Make your business plan as detailed as possible – this will help you be absolutely clear about your business idea. You should include potential problems or challenges that you’ll need to address as well as your goals and how you plan to achieve them.

It’s also important to set out how your business will be financed, including business start-up and ongoing costs.

Skills and services

With high start-up costs, employees to manage and an extensive list of rules and regulations; aspiring beauty entrepreneurs need to be as skilled in business management as they are beauty therapy.

Many salon owners get business training to enable them to effectively manage running a business and a team of staff. One way to stay on track and focused is to draw up a business plan as this will help you identify key costs, targets and a plan for the day-to-day running of the business.

You need to make sure you have the necessary skills to offer your services. It’s important to prove to clients they are in safe hands. Having a relevant qualification within the industry is important. Consider taking a range of different courses that allow you to offer services legally to clients.


You need to be aware of the legalities behind offering beauty services to clients.
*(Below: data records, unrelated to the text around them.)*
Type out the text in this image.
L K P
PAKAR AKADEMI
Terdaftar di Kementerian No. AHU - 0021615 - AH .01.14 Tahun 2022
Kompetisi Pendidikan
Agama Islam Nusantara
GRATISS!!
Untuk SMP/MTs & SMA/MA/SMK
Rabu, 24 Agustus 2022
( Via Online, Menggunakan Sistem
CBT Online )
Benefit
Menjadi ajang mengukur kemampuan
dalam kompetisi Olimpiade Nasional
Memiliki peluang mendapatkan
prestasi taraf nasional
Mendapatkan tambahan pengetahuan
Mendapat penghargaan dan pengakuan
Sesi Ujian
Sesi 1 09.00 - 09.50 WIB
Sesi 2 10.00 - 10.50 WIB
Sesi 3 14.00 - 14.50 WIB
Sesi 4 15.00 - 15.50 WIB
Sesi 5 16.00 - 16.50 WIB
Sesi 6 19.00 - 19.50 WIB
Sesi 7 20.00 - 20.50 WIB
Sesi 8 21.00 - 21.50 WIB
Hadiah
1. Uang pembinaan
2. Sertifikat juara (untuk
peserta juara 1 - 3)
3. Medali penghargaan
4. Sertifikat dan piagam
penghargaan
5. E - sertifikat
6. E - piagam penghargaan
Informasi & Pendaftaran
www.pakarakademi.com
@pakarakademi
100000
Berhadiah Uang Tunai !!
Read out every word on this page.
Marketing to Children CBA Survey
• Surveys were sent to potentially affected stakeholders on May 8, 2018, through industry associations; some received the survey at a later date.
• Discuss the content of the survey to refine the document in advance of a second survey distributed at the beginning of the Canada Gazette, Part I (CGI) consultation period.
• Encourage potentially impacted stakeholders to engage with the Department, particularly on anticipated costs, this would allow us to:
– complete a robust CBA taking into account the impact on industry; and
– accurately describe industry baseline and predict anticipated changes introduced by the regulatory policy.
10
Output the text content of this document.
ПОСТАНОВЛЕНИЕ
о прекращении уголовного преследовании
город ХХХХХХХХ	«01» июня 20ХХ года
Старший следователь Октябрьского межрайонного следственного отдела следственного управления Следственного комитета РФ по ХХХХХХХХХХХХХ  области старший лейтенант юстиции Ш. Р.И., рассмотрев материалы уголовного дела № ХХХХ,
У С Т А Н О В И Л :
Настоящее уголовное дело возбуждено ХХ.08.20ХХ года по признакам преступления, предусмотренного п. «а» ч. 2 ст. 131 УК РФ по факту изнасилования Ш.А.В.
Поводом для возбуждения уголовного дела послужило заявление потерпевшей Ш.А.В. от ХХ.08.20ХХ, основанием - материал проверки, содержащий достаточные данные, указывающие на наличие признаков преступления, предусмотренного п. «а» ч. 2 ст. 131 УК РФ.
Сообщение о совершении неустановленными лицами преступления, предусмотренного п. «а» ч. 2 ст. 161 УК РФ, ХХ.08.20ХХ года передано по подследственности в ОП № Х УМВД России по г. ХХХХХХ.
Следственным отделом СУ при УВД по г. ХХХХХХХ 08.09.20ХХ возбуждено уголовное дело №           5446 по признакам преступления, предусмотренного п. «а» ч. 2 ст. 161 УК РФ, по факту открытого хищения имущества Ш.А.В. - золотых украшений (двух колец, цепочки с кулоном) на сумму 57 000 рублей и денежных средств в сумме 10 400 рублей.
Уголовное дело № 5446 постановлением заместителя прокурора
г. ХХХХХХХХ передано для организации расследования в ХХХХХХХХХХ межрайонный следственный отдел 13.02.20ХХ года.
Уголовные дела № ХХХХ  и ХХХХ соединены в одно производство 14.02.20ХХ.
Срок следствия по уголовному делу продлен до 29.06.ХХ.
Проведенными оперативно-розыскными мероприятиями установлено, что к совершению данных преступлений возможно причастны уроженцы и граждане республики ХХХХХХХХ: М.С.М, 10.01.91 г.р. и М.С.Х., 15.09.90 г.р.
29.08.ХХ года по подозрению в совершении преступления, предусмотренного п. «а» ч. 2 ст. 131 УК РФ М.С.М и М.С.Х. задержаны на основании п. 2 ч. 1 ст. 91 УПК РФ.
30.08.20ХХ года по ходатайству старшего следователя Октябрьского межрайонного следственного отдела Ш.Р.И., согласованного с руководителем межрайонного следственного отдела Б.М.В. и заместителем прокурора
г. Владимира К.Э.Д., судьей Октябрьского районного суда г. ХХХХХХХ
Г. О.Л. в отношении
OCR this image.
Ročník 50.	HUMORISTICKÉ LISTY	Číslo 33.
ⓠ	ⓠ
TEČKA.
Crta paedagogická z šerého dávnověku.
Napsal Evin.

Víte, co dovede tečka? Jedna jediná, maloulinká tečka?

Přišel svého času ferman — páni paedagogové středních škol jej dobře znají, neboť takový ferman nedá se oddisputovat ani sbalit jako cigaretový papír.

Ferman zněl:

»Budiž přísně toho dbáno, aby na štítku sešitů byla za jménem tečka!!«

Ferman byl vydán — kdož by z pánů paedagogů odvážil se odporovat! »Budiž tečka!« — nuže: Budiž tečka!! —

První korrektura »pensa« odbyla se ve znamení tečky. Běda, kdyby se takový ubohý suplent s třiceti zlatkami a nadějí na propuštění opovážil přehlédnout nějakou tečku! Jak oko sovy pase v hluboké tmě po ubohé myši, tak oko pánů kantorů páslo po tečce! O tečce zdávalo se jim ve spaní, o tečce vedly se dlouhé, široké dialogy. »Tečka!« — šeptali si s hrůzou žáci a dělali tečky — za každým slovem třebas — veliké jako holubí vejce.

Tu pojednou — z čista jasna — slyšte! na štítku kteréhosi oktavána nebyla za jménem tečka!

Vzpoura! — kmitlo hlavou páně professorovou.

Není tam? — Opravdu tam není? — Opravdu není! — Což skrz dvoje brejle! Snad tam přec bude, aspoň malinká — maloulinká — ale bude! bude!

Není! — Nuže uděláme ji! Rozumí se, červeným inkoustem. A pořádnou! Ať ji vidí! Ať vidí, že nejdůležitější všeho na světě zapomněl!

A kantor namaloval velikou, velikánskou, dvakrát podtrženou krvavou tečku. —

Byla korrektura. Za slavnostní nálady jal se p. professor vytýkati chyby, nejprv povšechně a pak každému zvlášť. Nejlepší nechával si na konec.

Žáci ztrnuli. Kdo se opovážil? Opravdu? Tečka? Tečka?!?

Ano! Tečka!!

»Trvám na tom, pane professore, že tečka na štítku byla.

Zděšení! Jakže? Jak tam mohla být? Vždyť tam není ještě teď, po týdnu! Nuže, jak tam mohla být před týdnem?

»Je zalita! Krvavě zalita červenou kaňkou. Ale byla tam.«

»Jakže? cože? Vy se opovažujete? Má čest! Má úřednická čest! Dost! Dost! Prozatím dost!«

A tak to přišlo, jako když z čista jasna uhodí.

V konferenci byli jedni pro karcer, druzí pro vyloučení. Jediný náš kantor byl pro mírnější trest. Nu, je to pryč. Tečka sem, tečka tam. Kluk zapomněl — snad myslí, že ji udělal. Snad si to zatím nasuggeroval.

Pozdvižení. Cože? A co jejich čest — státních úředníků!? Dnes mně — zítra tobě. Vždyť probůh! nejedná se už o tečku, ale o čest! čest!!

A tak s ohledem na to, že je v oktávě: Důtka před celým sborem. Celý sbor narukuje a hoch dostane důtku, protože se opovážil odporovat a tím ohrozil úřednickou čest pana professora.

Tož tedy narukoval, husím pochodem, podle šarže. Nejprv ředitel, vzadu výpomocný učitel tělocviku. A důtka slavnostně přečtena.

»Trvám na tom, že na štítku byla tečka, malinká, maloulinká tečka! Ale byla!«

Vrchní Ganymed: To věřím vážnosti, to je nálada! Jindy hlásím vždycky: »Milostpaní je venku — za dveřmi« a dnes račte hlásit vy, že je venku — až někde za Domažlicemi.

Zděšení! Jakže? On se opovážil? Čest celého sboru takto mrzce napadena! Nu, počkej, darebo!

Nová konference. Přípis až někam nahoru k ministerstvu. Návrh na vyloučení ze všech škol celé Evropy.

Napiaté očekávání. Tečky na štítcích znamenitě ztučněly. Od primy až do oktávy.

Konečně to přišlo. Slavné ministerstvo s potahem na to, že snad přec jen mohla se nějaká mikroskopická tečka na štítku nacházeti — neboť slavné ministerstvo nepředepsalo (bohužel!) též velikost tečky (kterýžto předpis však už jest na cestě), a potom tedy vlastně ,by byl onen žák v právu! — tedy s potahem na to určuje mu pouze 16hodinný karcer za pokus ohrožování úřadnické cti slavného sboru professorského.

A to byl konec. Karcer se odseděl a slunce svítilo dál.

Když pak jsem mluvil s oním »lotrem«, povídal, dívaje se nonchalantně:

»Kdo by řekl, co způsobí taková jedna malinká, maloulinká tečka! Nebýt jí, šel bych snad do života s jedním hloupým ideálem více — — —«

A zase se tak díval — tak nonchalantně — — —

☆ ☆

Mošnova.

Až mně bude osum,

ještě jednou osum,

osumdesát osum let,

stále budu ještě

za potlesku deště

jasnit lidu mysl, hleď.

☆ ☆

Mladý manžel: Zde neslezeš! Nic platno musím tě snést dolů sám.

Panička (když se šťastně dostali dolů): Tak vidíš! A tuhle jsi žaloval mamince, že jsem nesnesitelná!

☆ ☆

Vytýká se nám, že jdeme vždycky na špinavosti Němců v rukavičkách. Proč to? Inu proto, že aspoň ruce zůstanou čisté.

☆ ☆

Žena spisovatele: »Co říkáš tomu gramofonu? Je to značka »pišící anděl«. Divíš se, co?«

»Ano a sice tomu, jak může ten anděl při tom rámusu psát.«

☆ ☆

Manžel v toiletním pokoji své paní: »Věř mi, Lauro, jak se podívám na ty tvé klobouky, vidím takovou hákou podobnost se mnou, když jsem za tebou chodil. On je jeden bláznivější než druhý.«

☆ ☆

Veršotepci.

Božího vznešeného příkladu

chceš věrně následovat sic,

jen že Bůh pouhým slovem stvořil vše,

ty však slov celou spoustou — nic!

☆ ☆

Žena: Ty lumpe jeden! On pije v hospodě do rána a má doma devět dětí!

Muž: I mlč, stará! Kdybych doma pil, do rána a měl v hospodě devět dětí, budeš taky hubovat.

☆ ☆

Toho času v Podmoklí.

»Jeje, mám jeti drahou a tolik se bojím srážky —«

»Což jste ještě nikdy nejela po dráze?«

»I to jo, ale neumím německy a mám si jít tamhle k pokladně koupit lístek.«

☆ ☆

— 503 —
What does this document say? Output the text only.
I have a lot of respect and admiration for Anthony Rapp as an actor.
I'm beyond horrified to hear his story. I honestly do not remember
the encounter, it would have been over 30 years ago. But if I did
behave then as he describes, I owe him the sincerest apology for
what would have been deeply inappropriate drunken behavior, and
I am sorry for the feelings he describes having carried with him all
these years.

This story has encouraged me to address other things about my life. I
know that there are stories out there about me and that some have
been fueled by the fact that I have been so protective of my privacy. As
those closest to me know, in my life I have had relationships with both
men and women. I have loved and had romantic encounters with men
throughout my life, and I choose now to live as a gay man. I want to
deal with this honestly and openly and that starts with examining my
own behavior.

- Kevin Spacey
There are a number of different regulations you need to follow.

On top of qualifications, insurance and licences for treatments like massages, beauty treatments, saunas, sun beds, and manicures; aspiring beauticians also have to deal with a range of planning and premises regulations.

Types of business

There are a number of different business models to choose between. You will need to take professional advice and choose the one that will suit you best. Types of business include:

  • Sole trader – you will take all the profits but will also carry all the financial risk.
  • Partnership – this is a business owned by at least two people.
  • Limited company – the main advantage here is that you won’t carry all the financial risk.
  • Franchise – as a franchisee, you would pay an existing beauty business to use their established business model and operate under their name.
  • Renting a treatment space or room – this means you would be running your own business as a self-employed person from someone else’s salon premises.


You must ensure your insurance covers all the treatments and services you offer. Your therapists must be properly trained and qualified for the treatments they provide, otherwise your insurance will not be valid.

Your insurance will not cover treatments you are not qualified to carry out. Find out more about insurance at ABT.


Who is your target market? You need to know as this will influence your choice of location. For example – a busy town location to attract affluent professionals? A college or university location to attract students? Or a multicultural area to attract culturally diverse clients?

You’ll also need to think about the location generally, for example, are there good transport links? Is there enough parking? Is it an ‘up-and-coming’ area? What competition will you have? Are there similar businesses in the area?